令 G = (V,E) 是一個點集 V 和邊集 E 的簡單圖。獨立集 I 是一個點的子集，而且 I 中的任兩個點在 G 中不相連；最大獨立集是一個點數最多的獨立集，而這個量稱為是 G 的獨立數，記做 α(G)。 給定 n ≥ 1 和一個集合 S ⊆ {1,2,··· ,⌊n/2⌋}，一個點數 n、生成集 S 的循環圖 C_{n,S} 是一個以 V = Z_n 作為點集的圖，而且 點集 V 中任兩個點 i 和 j (i > j) 在 C_{n,S} 中有邊相連若且唯若 min{i−j,n−i + j}∈ S。 要找一個圖的獨立數是 NP-困難的，即使是平面圖也是。因此，這些年來關於獨立數的研究都專注在特定的圖上，此篇論文也不例外；我們關注的圖是循環圖，主要動機是來自於它在通訊上的應用。 我們的研究結果主要是得到 α(C_{n,S}) 的上、下界，其中 S 是一個 由連續整數構成的集合。再者，對於某些特定的 n 和 S，我們利用鴿 籠原理求得 α(C_{n,S})。

Let G = (V,E) be a simple graph. An independent set I is a vertex subset of V such that no two vertices in I are adjacent in G. A maximum independent set is an independent set with the largest cardinality, this cardinality is known as the independence number of G, denoted by α(G).
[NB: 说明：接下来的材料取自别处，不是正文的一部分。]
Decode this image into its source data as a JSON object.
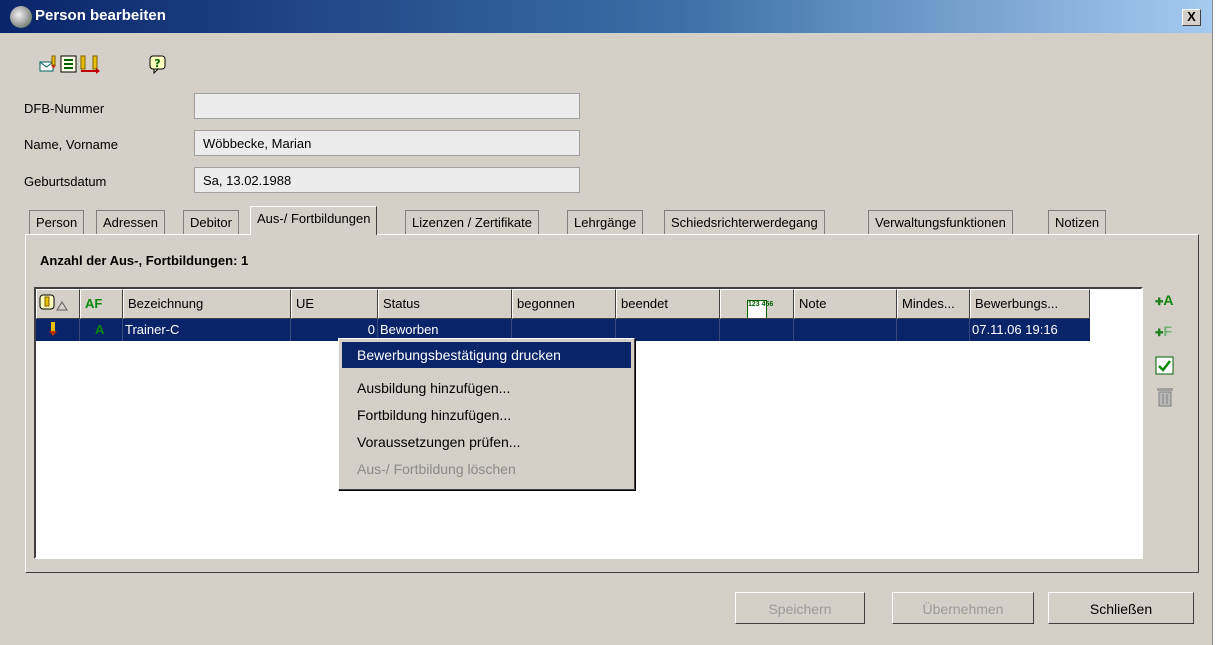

Given n ≥ 1 and a set S ⊆ {1,2,··· ,⌊n/2⌋}, the circulant graph C_{n,S} of order n with generating set S is a graph whose vertex set is V = Z_n and for i,j ∈ V with i > j, {i,j} is an edge of C_{n,S} if and only if min{i−j,n−i + j}∈ S. Finding the independence number of a general graph, even a planar graph, is known to be NP-hard. Therefore, the study of this parameter focuses on special graphs over the years, this thesis is of no exception. Motivated by its applications on communications, we focus on the class of circulant graphs. As a consequence of study, we are able to derive bounds of α(C_{n,S}) mainly when S is a set of consecutive integers. Furthermore, with the application of Pigeon-hole Principle, we obtain several exact values of α(C_{n,S}), i.e., for some special n and respectively S, we have the answer of α(C_{n,S}).